Prints a single record with the `fileKey`, the row count, headers, the first few rows as preview, and the suggested column mappings.

### 2. Pipe the mapping into a script

```bash theme={null}
talkvalue path import analyze --file ./registrants.csv --json \
  | jq -r '.data.columnMappings[] | "\(.csvIndex):\(.suggestedField)"'
```

Prints one `csvIndex:targetField` pair per line, ready to feed into `import create --mapping`. Capture `.data.fileKey` from the same response and you have both pieces the create step needs.

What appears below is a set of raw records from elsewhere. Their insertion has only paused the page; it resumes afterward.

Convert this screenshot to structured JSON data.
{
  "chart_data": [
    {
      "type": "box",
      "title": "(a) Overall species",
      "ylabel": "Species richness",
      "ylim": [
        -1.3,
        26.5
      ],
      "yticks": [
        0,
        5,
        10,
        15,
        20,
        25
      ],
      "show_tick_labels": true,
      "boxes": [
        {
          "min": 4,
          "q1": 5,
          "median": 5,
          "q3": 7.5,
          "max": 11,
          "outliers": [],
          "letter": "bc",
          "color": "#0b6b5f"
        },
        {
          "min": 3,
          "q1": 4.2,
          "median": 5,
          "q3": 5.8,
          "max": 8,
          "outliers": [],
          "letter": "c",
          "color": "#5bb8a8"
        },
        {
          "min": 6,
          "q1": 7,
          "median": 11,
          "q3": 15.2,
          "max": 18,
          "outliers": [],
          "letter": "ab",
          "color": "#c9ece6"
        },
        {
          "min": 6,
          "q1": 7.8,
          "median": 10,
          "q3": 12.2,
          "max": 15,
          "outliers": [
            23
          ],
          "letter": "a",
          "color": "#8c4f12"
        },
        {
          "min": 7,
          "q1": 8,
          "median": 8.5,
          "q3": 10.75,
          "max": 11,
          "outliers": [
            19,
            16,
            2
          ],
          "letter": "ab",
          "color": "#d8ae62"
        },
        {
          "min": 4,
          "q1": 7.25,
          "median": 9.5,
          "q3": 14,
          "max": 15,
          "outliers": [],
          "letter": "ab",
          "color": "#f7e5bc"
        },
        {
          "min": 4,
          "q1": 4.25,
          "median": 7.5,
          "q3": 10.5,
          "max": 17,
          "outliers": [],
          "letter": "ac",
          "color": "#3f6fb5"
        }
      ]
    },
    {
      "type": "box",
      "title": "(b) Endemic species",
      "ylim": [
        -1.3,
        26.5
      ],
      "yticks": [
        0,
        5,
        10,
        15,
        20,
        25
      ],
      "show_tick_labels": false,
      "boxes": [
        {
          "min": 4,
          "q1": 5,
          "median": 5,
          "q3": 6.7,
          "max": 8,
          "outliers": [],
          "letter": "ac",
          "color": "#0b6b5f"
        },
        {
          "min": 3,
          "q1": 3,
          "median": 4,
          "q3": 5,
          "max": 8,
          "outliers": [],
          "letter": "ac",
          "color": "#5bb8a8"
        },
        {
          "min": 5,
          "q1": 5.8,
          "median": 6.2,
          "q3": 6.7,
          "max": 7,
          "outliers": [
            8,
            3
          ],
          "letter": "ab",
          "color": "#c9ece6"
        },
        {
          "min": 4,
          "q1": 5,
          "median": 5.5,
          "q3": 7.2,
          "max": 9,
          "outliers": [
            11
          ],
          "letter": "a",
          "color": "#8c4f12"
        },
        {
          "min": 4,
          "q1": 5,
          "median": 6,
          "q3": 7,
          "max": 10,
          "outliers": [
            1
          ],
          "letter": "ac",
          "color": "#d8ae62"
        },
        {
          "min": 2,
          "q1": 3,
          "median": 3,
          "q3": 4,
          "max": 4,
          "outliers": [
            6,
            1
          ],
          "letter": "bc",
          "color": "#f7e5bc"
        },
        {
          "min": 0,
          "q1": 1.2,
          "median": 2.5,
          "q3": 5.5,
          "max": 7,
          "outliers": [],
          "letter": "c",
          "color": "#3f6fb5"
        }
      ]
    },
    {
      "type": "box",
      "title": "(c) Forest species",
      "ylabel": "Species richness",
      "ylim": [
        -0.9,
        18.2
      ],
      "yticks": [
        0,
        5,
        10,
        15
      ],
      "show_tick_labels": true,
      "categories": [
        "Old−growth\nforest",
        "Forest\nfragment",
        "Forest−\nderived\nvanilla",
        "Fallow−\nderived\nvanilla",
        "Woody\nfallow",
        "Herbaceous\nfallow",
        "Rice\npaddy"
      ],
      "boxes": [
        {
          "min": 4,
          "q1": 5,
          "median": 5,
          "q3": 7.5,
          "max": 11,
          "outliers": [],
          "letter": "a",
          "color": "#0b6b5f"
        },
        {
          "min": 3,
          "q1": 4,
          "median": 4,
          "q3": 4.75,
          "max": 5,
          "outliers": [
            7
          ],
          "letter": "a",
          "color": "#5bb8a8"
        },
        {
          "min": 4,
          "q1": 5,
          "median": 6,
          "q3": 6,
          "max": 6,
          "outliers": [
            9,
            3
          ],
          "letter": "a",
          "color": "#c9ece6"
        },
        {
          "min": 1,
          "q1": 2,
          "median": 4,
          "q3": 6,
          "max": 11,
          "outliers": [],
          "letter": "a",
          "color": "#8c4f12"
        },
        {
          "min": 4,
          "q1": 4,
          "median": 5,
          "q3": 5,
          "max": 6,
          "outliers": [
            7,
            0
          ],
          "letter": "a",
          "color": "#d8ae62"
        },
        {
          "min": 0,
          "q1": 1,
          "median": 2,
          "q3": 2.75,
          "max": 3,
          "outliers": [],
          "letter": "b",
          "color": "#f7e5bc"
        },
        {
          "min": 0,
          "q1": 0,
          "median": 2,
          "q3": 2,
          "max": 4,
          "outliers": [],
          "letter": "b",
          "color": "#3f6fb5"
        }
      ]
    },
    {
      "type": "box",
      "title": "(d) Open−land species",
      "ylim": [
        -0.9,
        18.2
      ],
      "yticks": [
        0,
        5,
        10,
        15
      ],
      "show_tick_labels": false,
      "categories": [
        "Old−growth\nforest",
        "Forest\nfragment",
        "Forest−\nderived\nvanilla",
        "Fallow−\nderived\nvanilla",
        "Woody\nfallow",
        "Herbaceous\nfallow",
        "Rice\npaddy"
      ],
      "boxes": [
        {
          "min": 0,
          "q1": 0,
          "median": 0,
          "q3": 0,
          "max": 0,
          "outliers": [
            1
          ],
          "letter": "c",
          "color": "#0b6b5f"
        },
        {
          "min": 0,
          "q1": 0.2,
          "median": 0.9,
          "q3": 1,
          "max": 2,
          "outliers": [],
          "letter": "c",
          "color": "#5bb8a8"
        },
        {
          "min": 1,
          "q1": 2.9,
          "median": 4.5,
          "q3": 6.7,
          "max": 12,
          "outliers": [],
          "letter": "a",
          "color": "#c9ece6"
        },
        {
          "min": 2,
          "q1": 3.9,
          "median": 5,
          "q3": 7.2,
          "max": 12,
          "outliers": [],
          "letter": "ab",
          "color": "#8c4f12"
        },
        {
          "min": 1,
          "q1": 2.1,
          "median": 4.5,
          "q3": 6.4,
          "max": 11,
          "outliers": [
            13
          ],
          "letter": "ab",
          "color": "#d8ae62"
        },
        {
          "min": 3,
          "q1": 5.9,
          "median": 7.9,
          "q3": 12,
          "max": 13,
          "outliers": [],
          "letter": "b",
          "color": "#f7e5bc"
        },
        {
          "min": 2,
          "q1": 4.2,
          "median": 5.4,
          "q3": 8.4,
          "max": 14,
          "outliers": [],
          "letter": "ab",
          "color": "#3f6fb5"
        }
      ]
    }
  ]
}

### 3. Halt the pipeline when required fields are missing

```bash theme={null}
talkvalue path import analyze --file ./bad.csv --json \
  | jq -e '.data.missingRequired | length == 0' \
  || { echo "Fix required columns and try again"; exit 1; }
```

`jq -e` exits non-zero if `missingRequired` has entries, so the surrounding shell can fail loudly instead of forwarding a broken file to `import create`.

## Response

```jsonc theme={null}
{
  "data": {
    "fileKey": "u/2026/05/9f1a-registrants.csv",
    "totalRows": 1247,
    "headers": ["email", "first_name", "last_name", "company"],
    "preview": [
      ["alice@acme.com", "Alice", "Kim", "Acme"]
    ],
    "columnMappings": [
      { "csvIndex": 0, "csvHeader": "email", "suggestedField": "EMAIL", "confidence": 0.98, "suggestions": [] },
      { "csvIndex": 1, "csvHeader": "first_name", "suggestedField": "FIRST_NAME", "confidence": 0.92, "suggestions": [] }
    ],
    "missingRequired": []
  }
}
```

`fileKey` is the only field you must keep. It is the handle `import create` requires. Each entry in `columnMappings` carries the CSV column's index and header alongside the server's `suggestedField` guess plus a confidence score. Pass `csvIndex:suggestedField` to `import create --mapping`, overriding any guess you disagree with.

## See also

* [`import create`](/cli/commands/path/import/create). The next step that consumes the `fileKey` and mapping.
* [Column mapping](/path/import/column-mapping). The full list of valid target fields.
* [Recipe: CSV import](/cli/recipes/csv-import). Analyze, create, status in one script.